Escrito por: Marcel Barros e Carlos Uliana

29/11/2017

O debate sobre novas alterações na previdência não evidencia o que está por trás: a discussão de empresários e latifundiários aliados ao governo, que é o de aumentar cada vez mais o tempo de trabalho

Previdência social é uma conquista dos trabalhadores

 

1. A Previdência pública como pilar de proteção social

A previdência como ela é hoje é devida a Otto Von Bismarck que, em 1889 na Alemanha, consolidou as leis de previdência daquele país, instituindo um regime que abrangia seguro obrigatório para proteger as pessoas de acidentes do trabalho, invalidez, de doenças graves e no envelhecimento, mediante custeio de trabalhadores, as empresas e o Estado.

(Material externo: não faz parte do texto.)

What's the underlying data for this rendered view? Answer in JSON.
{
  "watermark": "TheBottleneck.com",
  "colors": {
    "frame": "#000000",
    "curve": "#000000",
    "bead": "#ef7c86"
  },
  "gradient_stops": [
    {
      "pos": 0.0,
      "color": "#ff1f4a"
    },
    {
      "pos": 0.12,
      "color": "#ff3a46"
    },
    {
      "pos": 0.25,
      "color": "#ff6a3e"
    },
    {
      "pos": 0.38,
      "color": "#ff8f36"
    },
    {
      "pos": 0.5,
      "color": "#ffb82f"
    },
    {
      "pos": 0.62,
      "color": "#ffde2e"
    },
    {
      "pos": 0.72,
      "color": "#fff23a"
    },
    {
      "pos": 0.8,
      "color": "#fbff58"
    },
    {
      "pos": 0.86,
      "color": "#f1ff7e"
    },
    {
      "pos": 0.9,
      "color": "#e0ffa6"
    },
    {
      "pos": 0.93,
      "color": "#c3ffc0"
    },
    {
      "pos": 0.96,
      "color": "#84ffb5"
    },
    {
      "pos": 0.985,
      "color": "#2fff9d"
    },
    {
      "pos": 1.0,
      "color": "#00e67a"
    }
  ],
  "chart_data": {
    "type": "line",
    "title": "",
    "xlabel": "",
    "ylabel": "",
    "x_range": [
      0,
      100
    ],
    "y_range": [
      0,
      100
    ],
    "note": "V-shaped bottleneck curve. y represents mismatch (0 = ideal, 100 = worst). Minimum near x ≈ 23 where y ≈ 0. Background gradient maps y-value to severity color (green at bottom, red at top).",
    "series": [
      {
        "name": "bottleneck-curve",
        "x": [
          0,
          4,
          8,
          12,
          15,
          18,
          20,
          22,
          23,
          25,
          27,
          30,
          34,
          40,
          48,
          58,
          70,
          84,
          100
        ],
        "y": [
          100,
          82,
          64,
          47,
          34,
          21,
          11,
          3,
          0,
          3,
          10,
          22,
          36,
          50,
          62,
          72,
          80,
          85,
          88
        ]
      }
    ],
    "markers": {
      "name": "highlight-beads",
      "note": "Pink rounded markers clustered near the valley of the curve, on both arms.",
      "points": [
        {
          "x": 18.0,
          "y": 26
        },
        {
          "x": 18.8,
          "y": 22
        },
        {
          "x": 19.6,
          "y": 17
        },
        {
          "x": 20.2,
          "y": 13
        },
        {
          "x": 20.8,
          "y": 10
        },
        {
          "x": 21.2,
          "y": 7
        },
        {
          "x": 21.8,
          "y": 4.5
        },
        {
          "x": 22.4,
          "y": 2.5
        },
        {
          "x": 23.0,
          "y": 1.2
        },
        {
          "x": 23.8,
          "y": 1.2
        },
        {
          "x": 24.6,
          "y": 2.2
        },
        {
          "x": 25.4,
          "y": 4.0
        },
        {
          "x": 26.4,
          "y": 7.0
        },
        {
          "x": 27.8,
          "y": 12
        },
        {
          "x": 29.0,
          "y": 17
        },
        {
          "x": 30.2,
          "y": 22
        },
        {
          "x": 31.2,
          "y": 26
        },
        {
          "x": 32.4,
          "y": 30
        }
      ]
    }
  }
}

A garantia à proteção se dava mediante a obrigação dos trabalhadores se vincularem a um sistema de mútuo ou às sociedades de seguros credenciadas a operar. Modelo que saiu da Alemanha para o mundo.

            No Brasil, os primeiros relatos sobre proteção social são do Brasil Colônia com a Coroa Portuguesa, com o objetivo de fomentar a ocupação do seu território ultramarino, ofertando a quem decidisse fixar moradia no Brasil aposentos como recompensa, após o fim da missão para a qual fora designado, de onde surge no nosso vocábulo a expressão aposentado.

            Em 1890, um ano depois de unificação do sistema de previdência na Alemanha e início da República, aconteceram os primeiros atos do governo brasileiro, concedendo benefícios para funcionários públicos da Marinha, da Fazenda e da Estrada de Ferro Central do Brasil.

            Mas a primeira lei específica de previdência no país é datada de 1923, 34 anos após a lei de Bismark, ano em que o Congresso Nacional aprovou a Primeira Lei Eloy Chaves, que criou e regulamentou os fundos de aposentadoria e pensões para os trabalhadores das estradas de ferro no país. Lei que regulava sistema privado de previdência. Mesmo sendo considerada um marco no sistema de previdência, naquela época não havia no Brasil nenhuma organização para tratar de previdência.

Somente em 1933 foi criada estrutura com supervisão do estado, os IAP’s – Institutos de Aposentadorias e Pensões, organizados por empresa com administração nomeada pelo poder público. Nesse modelo o sistema era mantido pela contribuição dos trabalhadores e das empresas, mas diferentemente do modelo das Caixas de Previdência, da Lei Eloy chaves, os IAP’s tinham a interferência do governo ao definir os presidentes dos institutos.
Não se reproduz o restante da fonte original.